Carbfix

Iceland
The Hellisheidi Power Plant and the gas separation plant to the right
S4CE delegation visiting the Hellisheidi Power plant 24.10. 2017
Deirdre Clark, PhD student in S4CE and Ingvi Gunnarsson research Scientist at Reykjavik Energy in front of one of 6 turbines of the Geothermal Power Plant.
Deirdre Clark, PhD student in S4CE and Ingvi Gunnarsson research Scientist at Reykjavik Energy standing beside the scrubbing tower where geothermal gases are separated before injection og the water soluble gases ; CO2 and H2S.
Deirdre Clark, PhD student in S4CE and Ingvi Gunnarsson research Scientist at Reykjavik Energy by the wellhead of injection well HN-16 where gas and effluent water are injected down to more than 700 m depth.
Deirdre Clark, PhD student in S4CE and Sigurdur Reynir Gislason, research professor University of Iceland, standing beside the gas charged condensation water pipe (stainless steel). The gas charged condensation water is co-injected with effluent water, coming from the large diameter pipe on the left, into the vertical injection well HN-16.

CarbFix is a CCS consortium operated by RE, UI, Columbia University (USA) and CNRS (France). On this site, partner RE, in an attempt to mitigate the environmental impact of its geothermal processes, achieved one of the most successful and best-known examples of CO2 sequestration processes in the world. RE operates over 100 wells at Hellisheidi, about 10 of which are used for re-injection of geothermal water, one is used for re-injection of captured gases, the others are production and monitoring wells. S4CE will access a field site in which CO2-H2S-water plumes are injected in the sub-surface. Roughly one-third of the CO2 and H2S presently emitted from the Hellishidi power plant is being injected as a dissolved water phase into fractured basaltic rocks.

This will be further up-scaled as part of the S4CE project.

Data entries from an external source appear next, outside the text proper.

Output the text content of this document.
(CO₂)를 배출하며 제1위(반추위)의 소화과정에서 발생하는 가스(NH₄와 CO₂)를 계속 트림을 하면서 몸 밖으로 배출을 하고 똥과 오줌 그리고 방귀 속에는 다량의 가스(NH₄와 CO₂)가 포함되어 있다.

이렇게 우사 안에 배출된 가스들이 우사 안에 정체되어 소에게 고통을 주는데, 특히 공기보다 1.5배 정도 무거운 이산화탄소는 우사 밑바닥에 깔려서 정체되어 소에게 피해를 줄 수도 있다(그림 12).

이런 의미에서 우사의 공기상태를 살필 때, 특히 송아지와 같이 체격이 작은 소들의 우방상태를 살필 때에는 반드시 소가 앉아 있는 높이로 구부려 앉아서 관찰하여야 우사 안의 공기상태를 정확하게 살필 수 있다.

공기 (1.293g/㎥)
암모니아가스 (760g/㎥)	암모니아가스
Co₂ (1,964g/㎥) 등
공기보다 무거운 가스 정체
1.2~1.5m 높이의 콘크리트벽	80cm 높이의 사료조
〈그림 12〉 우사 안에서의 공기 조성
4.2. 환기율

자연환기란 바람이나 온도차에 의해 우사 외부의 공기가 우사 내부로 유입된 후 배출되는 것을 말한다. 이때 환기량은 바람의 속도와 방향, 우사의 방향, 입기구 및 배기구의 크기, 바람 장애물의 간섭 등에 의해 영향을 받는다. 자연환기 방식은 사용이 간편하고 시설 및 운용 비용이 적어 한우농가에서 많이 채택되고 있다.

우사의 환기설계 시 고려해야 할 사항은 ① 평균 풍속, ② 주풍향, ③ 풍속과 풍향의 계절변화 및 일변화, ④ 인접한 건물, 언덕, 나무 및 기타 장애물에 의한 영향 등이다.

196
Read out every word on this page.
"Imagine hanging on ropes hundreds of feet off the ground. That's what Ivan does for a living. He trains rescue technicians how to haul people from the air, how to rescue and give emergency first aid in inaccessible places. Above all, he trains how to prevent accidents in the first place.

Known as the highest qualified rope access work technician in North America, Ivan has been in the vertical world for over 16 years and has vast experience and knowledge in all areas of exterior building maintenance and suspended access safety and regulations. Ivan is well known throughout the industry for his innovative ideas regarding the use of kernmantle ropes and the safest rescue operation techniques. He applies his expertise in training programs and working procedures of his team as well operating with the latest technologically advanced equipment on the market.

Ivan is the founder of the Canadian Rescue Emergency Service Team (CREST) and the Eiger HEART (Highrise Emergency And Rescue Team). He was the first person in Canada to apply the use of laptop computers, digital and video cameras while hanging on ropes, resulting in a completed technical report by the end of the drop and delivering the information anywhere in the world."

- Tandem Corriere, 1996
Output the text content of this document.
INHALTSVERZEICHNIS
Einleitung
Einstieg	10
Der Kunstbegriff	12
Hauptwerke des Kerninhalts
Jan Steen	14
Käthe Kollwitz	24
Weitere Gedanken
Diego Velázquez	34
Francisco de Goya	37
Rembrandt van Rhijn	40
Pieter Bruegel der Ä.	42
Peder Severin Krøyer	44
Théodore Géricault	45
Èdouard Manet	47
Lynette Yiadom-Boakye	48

Critical to the S4CE success is to

  1. monitor the fate of the injected dissolved acid gases; preliminary work suggests the majority of the injected carbon and sulphur are converted to stable minerals though reactions with the host rock within 3 to 6 months. The degree to which this changes over the long-term, and due to up-scaling will be assessed to verify the sustainability of this carbon storage method, and
  2. determine the degree to which increased water/CO2/H2S injection can induce seismicity in the basaltic host rocks. Micro-seismic data, collected by the Icelandic Geologic Survey, will be available to S4CE. One or more wells will be used for injection and a minimum of 3 for monitoring. S4CE will monitor the CO2/H2S plume via water sampling, and will assess the long-term stabilization of the fluids via the formation of carbonate minerals. Baseline monitoring will be available. Further efforts will be made towards expanding this method to the injection of acid gases with seawater into submarine basalts. This latter effort will include laboratory experiments of seawater-CO2-basalt interactions, and a baseline study on a new subsurface site. Fluid samples collected from deep in the wells will be tested for water quality assessment by UNINA.